Here I give a part of derivation of Hartree-Fock equations in case where basis functions (wavefunctions) are orthonormal and real: $$ \langle \psi_i | \psi_j \rangle = \langle \psi_j | \psi_i \rangle = \delta_{ij} $$
Trial wavefunction is defined as: $$ |\Phi \rangle = \sum_{i=1}^n c_i |\psi_i \rangle $$
where $|\psi_i\rangle$ is basis function $i$.

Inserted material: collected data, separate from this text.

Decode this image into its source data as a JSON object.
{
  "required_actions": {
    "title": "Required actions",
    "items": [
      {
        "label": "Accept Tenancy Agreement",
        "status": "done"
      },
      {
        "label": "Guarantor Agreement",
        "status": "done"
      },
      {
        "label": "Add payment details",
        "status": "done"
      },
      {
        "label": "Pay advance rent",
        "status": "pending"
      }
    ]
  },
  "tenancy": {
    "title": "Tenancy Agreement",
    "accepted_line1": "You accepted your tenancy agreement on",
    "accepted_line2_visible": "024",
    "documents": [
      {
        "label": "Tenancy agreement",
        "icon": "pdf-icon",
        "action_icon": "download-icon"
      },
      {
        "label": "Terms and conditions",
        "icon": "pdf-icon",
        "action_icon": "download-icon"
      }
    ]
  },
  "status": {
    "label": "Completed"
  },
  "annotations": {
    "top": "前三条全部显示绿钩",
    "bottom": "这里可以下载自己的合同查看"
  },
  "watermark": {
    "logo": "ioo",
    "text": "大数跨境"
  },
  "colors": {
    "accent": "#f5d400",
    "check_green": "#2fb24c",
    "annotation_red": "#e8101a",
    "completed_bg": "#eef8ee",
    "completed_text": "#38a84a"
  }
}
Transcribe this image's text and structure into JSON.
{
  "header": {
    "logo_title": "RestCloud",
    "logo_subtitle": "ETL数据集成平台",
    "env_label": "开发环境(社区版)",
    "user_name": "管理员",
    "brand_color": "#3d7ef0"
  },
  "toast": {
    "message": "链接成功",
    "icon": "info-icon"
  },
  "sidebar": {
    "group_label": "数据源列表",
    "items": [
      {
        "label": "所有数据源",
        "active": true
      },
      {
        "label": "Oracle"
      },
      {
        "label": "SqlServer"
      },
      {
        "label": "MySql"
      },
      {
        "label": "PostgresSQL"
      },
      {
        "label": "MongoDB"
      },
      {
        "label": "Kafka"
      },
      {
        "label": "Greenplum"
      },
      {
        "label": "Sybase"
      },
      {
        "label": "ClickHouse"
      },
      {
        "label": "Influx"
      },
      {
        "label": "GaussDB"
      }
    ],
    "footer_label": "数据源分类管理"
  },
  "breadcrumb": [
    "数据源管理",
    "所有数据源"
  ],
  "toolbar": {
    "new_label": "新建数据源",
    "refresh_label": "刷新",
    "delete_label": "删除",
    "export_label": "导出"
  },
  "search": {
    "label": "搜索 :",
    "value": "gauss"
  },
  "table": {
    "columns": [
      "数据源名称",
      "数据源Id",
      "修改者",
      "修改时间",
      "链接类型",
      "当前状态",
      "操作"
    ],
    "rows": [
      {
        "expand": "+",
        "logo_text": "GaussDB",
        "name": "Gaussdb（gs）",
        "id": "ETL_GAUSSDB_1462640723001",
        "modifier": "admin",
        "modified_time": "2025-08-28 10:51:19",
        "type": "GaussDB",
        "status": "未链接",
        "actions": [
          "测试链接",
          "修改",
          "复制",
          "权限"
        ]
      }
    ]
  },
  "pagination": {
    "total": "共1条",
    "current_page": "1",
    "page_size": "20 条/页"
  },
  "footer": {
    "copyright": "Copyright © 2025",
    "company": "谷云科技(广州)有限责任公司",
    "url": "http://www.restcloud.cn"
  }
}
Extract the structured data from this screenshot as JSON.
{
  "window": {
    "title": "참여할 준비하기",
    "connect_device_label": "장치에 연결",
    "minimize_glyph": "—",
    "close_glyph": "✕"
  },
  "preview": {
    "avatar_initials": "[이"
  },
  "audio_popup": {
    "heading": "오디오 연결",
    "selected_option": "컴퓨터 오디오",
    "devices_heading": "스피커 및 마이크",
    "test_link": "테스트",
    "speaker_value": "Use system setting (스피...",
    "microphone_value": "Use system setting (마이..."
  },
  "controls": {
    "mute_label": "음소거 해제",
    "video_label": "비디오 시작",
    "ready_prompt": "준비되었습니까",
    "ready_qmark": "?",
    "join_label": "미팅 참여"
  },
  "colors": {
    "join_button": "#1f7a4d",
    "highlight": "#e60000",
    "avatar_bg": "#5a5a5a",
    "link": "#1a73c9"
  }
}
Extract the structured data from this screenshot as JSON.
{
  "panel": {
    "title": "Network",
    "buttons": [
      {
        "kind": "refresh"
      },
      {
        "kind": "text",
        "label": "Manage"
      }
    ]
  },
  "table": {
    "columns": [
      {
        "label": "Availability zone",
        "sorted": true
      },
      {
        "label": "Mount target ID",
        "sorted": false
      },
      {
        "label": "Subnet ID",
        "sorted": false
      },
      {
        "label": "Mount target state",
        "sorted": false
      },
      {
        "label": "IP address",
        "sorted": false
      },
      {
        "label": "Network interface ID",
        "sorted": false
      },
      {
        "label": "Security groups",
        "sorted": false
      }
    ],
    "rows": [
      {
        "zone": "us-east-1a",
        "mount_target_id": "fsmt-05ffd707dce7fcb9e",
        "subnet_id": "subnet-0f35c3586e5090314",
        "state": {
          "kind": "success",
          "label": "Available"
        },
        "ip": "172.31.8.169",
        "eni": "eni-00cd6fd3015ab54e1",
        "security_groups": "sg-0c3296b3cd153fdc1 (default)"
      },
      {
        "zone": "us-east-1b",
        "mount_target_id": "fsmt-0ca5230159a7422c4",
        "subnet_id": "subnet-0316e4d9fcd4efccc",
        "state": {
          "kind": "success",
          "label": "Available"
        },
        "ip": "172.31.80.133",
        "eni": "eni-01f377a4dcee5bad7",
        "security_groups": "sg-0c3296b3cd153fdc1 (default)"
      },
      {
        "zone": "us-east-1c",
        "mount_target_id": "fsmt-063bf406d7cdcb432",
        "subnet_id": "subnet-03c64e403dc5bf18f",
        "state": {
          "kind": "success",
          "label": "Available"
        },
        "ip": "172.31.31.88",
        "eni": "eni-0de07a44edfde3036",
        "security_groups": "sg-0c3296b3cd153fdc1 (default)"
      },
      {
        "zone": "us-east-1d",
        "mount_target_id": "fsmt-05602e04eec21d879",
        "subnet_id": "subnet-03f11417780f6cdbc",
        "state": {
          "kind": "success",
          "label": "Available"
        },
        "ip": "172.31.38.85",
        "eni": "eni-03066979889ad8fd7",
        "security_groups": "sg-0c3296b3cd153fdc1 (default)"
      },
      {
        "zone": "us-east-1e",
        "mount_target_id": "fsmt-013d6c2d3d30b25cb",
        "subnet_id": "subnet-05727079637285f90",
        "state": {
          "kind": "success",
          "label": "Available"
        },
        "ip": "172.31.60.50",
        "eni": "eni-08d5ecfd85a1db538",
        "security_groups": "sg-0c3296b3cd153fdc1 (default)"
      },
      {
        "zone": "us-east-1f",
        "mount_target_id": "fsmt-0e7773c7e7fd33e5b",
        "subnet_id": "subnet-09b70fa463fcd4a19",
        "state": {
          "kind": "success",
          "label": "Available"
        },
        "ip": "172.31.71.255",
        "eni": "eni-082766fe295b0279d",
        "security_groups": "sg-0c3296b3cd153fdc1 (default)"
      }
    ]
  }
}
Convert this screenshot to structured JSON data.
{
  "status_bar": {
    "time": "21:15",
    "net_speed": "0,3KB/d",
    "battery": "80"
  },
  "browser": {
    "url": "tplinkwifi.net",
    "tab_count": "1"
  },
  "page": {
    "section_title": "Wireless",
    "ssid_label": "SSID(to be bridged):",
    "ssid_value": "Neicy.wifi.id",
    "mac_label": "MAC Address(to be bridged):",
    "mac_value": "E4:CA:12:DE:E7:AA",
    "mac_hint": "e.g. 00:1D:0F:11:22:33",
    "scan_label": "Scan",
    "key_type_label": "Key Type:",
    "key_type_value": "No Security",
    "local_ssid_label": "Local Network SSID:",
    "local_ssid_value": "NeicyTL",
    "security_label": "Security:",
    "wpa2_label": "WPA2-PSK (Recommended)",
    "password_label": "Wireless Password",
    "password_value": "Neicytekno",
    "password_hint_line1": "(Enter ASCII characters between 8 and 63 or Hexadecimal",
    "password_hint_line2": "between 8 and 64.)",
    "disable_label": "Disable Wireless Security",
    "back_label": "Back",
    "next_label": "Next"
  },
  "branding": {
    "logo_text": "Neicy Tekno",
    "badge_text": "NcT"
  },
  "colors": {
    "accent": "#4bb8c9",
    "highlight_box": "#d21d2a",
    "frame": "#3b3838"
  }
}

Expectation value of energy is given by: $$ \langle \Phi | H |\Phi \rangle = \sum_{ij} c_i c_j \langle \psi_i |H|\psi_j \rangle $$
I don't quite understand, why is expectation value of energy for trial wavefunction equal sum of expectation values for every combination of two basis functions multiplied by their respective coefficients ($c_i$ and $c_j$)? What justifies this summation?
Best Answer
It's really linear algebra: if $$ \left| \Phi \right \rangle = \sum_{i} c_i \left| \Psi_i \right \rangle $$ taking Hermitian operator ("transpose conjugate"): $$ \left| \Phi \right \rangle^\dagger = \left\langle \Phi \right| = \sum_{i} c^*_i \left\langle \Psi_i \right|. $$ Now "sandwiching" $H$ you get: $$ \left\langle \Phi \right| H \left| \Phi \right \rangle = \left(\sum_{i} c^*_i \left\langle \Psi_i \right| \right) H \left(\sum_{i} c_i \left| \Psi_i \right \rangle \right) $$ now, before we expand, we should change one of the indices to $j$ to account for products of different terms, just like, say: $$ (a_1 + a_2) \times (b_1 + b_2) = a_1 b_1 + a_1 b_2 + a_2 b_1 + a_2 b_2 = \sum_{i,j = 1}^{2} a_i b_j $$ and not $\sum_i a_i b_i$. So, really: $$ \begin{align*} \left\langle \Phi \right| H \left| \Phi \right \rangle &= \left(\sum_{i} c^*_i \left\langle \Psi_i \right| \right) H \left(\sum_{i} c_i \left| \Psi_i \right \rangle \right) \\ & = \left(\sum_{j} c^*_j \left\langle \Psi_j \right| \right)\left(\sum_{i} c_i H\left| \Psi_i \right \rangle \right) \end{align*} $$ and apply the distribution rule of algebra: $$ \left(\sum_{j} c^*_j \left\langle \Psi_j \right| \right) \left(\sum_{i} c_i H \left| \Psi_i \right \rangle \right) = \sum_{i, j} c^*_j c_i (\left\langle \Psi_j \right|) (H\left| \Psi_i \right \rangle) = \sum_{i, j} c_i c^*_j \left\langle \Psi_i \right| H\left| \Psi_j \right \rangle $$